Dans un training qui ceint son petit corps sec, Roger, 63 ans, reçoit chez lui, à Chôdes, un patelin embrumé sur les hauteurs de Malmedy. Ses fenêtres sont tapissées de posters des Diables rouges sélection 2010, du champion cycliste Philippe Gilbert et de la famille royale au grand complet. Ici, pas d’ordinateur, encore moins de wi-fi. « J’ai juste un vieux Nokia, comme Benoît Lutgen, le président du CDH. Je suis content qu’un gars comme lui ne cède pas au monde artificiel des réseaux sociaux ! »

Roger sait comment mettre à l’aise ses invités : dans la salle à manger ornée de trophées, il a posé sur la table un revolver calibre 9 mm et un carnet de guerre nazi.
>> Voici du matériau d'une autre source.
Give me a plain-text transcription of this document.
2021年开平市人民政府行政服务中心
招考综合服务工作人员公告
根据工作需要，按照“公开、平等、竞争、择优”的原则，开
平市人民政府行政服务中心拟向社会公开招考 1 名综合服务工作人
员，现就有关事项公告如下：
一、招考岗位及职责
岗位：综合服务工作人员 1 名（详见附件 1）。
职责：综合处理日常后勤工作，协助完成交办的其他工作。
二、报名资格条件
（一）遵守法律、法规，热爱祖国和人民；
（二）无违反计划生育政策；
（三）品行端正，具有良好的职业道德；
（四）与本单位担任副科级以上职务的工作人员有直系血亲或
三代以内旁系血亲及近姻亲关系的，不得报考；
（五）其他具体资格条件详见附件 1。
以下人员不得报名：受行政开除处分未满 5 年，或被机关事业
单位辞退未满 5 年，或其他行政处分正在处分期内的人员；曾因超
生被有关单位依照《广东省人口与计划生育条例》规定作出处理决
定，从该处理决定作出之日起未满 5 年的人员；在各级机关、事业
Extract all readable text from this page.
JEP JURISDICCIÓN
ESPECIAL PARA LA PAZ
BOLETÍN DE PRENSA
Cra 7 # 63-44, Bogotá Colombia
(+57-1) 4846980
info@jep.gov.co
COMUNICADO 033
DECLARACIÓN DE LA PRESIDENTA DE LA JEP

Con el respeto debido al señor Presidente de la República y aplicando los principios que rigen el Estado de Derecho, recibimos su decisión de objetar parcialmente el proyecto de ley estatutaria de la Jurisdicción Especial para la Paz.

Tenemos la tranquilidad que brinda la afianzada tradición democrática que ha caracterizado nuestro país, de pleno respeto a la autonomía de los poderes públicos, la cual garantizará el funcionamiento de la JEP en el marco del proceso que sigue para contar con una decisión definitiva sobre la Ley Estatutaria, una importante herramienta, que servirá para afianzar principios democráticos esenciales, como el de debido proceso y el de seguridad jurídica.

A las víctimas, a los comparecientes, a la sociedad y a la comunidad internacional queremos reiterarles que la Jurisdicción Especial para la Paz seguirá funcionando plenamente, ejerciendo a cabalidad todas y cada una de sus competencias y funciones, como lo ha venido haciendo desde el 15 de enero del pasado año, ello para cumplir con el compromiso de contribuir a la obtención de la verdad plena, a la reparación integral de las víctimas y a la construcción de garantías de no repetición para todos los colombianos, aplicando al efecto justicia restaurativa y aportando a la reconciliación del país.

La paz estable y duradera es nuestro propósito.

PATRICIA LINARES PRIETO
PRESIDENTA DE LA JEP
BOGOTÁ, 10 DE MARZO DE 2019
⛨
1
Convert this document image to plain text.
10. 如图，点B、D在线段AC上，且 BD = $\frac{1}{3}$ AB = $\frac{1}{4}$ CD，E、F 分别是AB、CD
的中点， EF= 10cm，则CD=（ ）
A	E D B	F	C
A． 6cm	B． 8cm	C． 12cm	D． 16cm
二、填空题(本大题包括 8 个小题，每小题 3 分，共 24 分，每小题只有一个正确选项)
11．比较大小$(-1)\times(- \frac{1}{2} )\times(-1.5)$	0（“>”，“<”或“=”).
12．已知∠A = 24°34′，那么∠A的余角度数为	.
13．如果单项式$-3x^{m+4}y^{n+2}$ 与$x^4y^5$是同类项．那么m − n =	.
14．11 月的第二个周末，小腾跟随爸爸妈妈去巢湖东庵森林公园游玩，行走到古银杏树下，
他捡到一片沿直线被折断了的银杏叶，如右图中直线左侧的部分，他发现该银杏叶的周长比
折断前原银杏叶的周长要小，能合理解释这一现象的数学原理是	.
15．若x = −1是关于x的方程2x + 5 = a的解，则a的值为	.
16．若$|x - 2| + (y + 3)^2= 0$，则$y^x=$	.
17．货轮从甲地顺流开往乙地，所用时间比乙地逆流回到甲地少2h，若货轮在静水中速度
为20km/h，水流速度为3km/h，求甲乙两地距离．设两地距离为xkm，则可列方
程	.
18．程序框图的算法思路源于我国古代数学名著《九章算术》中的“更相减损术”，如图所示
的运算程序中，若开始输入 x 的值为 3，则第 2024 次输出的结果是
Ce sont ceux de son père, uniques effets personnels ramenés du front russe où le paternel combattait, bon gré mal gré, aux côtés des Allemands qui l’avaient enrôlé après l’annexion de Malmedy au IIIe Reich. « Il n’a pas aimé ça, la guerre. Il a même fini par déserter la Wehrmacht à Leningrad et s’est terré pendant un an sous sa propre maison. »

Plus tard, en 1953, Roger naît. La ferme de ses parents brûle quand il a quatre ans, on s’installe alors à la hâte de l’autre côté de la colline. C’est en intégrant l’école primaire que l’aîné de la fratrie Maréchal « découvre le monde ». « Je ne parlais que le wallon, je ne comprenais rien à ce que les autres me racontaient. Un jour, notre instituteur me demande de montrer mon cou… et j’ai montré mon cul. Parce que cou, en wallon, ça veut dire cul ! » Ce cours d’anatomie élémentaire lui vaut d’être la risée générale pendant des années, lui qui parle « la langue des basses classes ». « Au magasin, ma mère m’adressait la parole en français pour se faire bien voir et je devais feindre de la comprendre. »

Roger traverse l’adolescence dans un univers rigoriste, avec des parents qui le « bâillonnent » et lui interdisent toute sortie. Avant de l’envoyer à Theux dans une haute école d’instituteurs. « Moi, je n’avais pas la patience pour étudier, encore moins pour éduquer des enfants. Je devais prendre des médocs si je voulais me contenir. À la fin de ma première année, j’ai jeté mes feuilles par terre et j’ai fugué. » Commence alors une errance d’une quinzaine de jours pendant laquelle Roger, l’âme en peine, songe sérieusement à se suicider. Il vagabonde le long de la Warche, dort à même le sol, chaparde des vivres dans une épicerie. Que se passe-t-il, au juste, chez cette grande gueule neurasthénique, incomprise, ce fils de fermier en passe de retourner à l’état sauvage ? Une crise d’adolescence tardive et fulgurante, sans doute. Une quête d’identité, certainement.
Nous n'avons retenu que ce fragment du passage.